Estabas tranquila sentada en una silla mirando como el sol empecéba a ocultarse, la puerta de tu habitación se abrió. Tu hijo había entrado hace unos minutos diciéndote que su padre había vuelto, que Odiseo, tu esposo había vuelto y ahora quien había entrado en la habitación se suponia que era él... tu esposo, escuchaste sus pasos hacercandote a ti que estabas de espaldas, pero... aun desconfiabas.
"Antes de que des un paso más, antes de que nuestros ojos se conecten... me gustaría contar la historia de mi esposo... me gustaría rendirle un último homenaje"
Dijiste sin darte la vuelta aun, solo oíste que la persona detrás tuyo acepto y te escucho, empezaste a contar como se conocieron Odiseo y tu, cuando, donde y porque, mencionaste las mismas palabras que el te decía cuando eran jóvenes y te invitava a una cita... bajo un árbol de Olivo, mencionaste lo mucho que lo amabas, como la guerra te lo arrebato.

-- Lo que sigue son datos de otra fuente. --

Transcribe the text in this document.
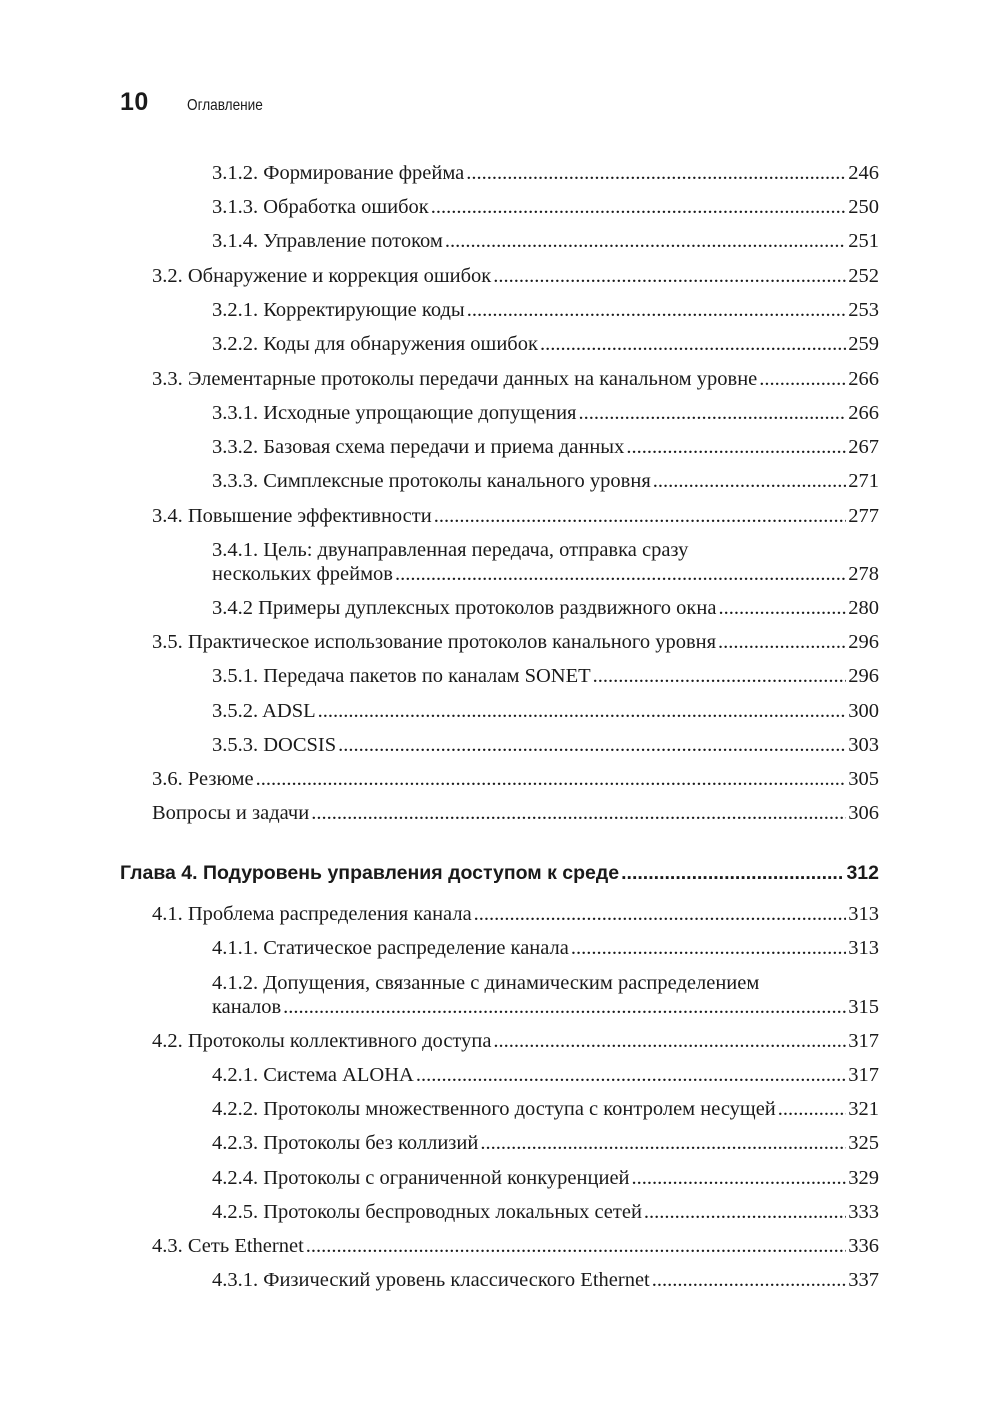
10 Оглавление
3.1.2. Формирование фрейма .....	246
3.1.3. Обработка ошибок .....	250
3.1.4. Управление потоком .....	251
3.2. Обнаружение и коррекция ошибок .....	252
3.2.1. Корректирующие коды .....	253
3.2.2. Коды для обнаружения ошибок .....	259
3.3. Элементарные протоколы передачи данных на канальном уровне .....	266
3.3.1. Исходные упрощающие допущения .....	266
3.3.2. Базовая схема передачи и приема данных .....	267
3.3.3. Симплексные протоколы канального уровня .....	271
3.4. Повышение эффективности .....	277
3.4.1. Цель: двунаправленная передача, отправка сразу
нескольких фреймов .....	278
3.4.2 Примеры дуплексных протоколов раздвижного окна .....	280
3.5. Практическое использование протоколов канального уровня .....	296
3.5.1. Передача пакетов по каналам SONET .....	296
3.5.2. ADSL .....	300
3.5.3. DOCSIS .....	303
3.6. Резюме .....	305
Вопросы и задачи .....	306
Глава 4. Подуровень управления доступом к среде .....	312
4.1. Проблема распределения канала .....	313
4.1.1. Статическое распределение канала .....	313
4.1.2. Допущения, связанные с динамическим распределением
каналов .....	315
4.2. Протоколы коллективного доступа .....	317
4.2.1. Система ALOHA .....	317
4.2.2. Протоколы множественного доступа с контролем несущей .....	321
4.2.3. Протоколы без коллизий .....	325
4.2.4. Протоколы с ограниченной конкуренцией .....	329
4.2.5. Протоколы беспроводных локальных сетей .....	333
4.3. Сеть Ethernet .....	336
4.3.1. Физический уровень классического Ethernet .....	337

"Mientras estoy luchando, puedes encontrarme en el olivo, prometo que volveré a ti, cuando las estrellas brillen serán nuestro momento bajo el olivo, regresaré a ti... amor"
Dijo el hombre de atrás, sentiste tus ojos cristalizarse por las lágrimas... era algo que tu esposo diría, asemas de que lo habia dicho mezclando frases de su pasado, frases que te había dicho antes. Tomaste aire... era ahora.
Mencionaste lo mucho que le lloraste en su ausencia, como tus lágrimas no cesaban ni parecía que lo harian, señalaste su cama matrimonial y dijiste que era momento de mover la y llevarla lejos de allí.
"¿¡Como puedes decir eso?! Construi nuestra cama nupcial de ese olivo! Lo di todo de mi por ti, no sabes cuanto los he hechado de menos! dioses mios!"
Sentiste tu cuerpo tenzarse... solo tu esposo sabía que esa cama había sido con el mismo olivo donde se habian conocido.
"dioses mios... realmente eres tu..."
Dijiste al fin dándote la vuelta, sus ojos al fin se encontraron y lo viste... era tu esposo, sus ojos aparentemente con pequeñas lágrimas que amenazaban con salir, aparentemente fueron provocadas por decir que moverias la cama.